John Calvin Abney doesn’t stand still. He’d be the first to tell you that.
Abney originally made his name as a rowdy side man, playing guitar, pedal steel, keys and drums for a number of other acts. Thanks to years of extensive touring, both solo and as a gun-for-hire, Abney is possessed of some impressive instrumental stage chops.
But lately, it’s lyricism where he finds his inspiration, with encouragement from a host of Oklahoma songwriters in close proximity. His 2014 and 2015 releases, “Empty Candles” and “Better Luck,” found him abandoning his backseat post in favor of plaintive love songs and the misadventures of a handful of colorful invented characters.
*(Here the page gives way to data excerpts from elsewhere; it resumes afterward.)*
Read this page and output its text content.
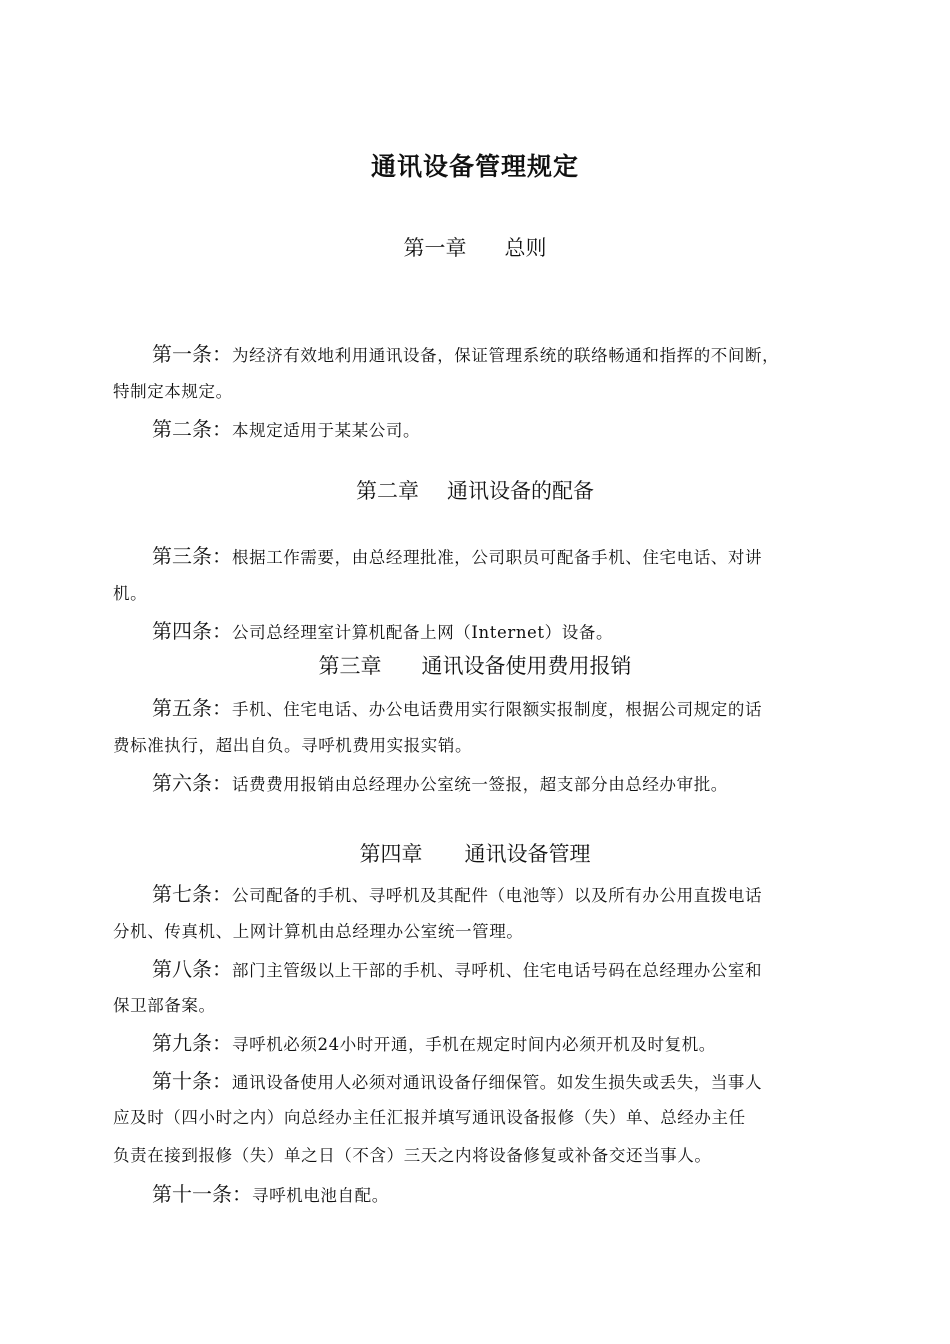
通讯设备管理规定
第一章 总则
第一条：为经济有效地利用通讯设备，保证管理系统的联络畅通和指挥的不间断，
特制定本规定。
第二条：本规定适用于某某公司。
第二章 通讯设备的配备
第三条：根据工作需要，由总经理批准，公司职员可配备手机、住宅电话、对讲
机。
第四条：公司总经理室计算机配备上网（Internet）设备。
第三章 通讯设备使用费用报销
第五条：手机、住宅电话、办公电话费用实行限额实报制度，根据公司规定的话
费标准执行，超出自负。寻呼机费用实报实销。
第六条：话费费用报销由总经理办公室统一签报，超支部分由总经办审批。
第四章 通讯设备管理
第七条：公司配备的手机、寻呼机及其配件（电池等）以及所有办公用直拨电话
分机、传真机、上网计算机由总经理办公室统一管理。
第八条：部门主管级以上干部的手机、寻呼机、住宅电话号码在总经理办公室和
保卫部备案。
第九条：寻呼机必须24小时开通，手机在规定时间内必须开机及时复机。
第十条：通讯设备使用人必须对通讯设备仔细保管。如发生损失或丢失，当事人
应及时（四小时之内）向总经办主任汇报并填写通讯设备报修（失）单、总经办主任
负责在接到报修（失）单之日（不含）三天之内将设备修复或补备交还当事人。
第十一条：寻呼机电池自配。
There are glimpses of technical prowess in this new chapter, to be sure—that is to say, to play is still the thing, but now with an intent focus on storytelling. “Vice Versa Suite” marked his second release of 2015, and placed John further into a realm of intropective songwriting and piano composition, penning four songs and two piano pieces with a series of musical motifs that dot the nocturnes of the album. His new release, “Far Cries and Close Calls,” recorded with musicians from Tulsa and Nashville, including Megan Palmer on harmony and fiddle, Paddy Ryan on drums, Aaron Boehler on bass, and Cody Clinton on electric guitar, is the culmination of John’s writing during the post-phase of “Better Luck,” reflecting his journeys that led him across states and seas, incorporating this last year of experience.
Few songwriters can weave so seamlessly in and out of genre that listeners are left wondering if they indeed heard what they thought they heard. And if they listen again, they’re likely to hear something else. Abney’s songs can be both frenetic and meditative, deeply affectionate and mired in loneliness, and, like Abney himself, both road-weary and ready for adventure.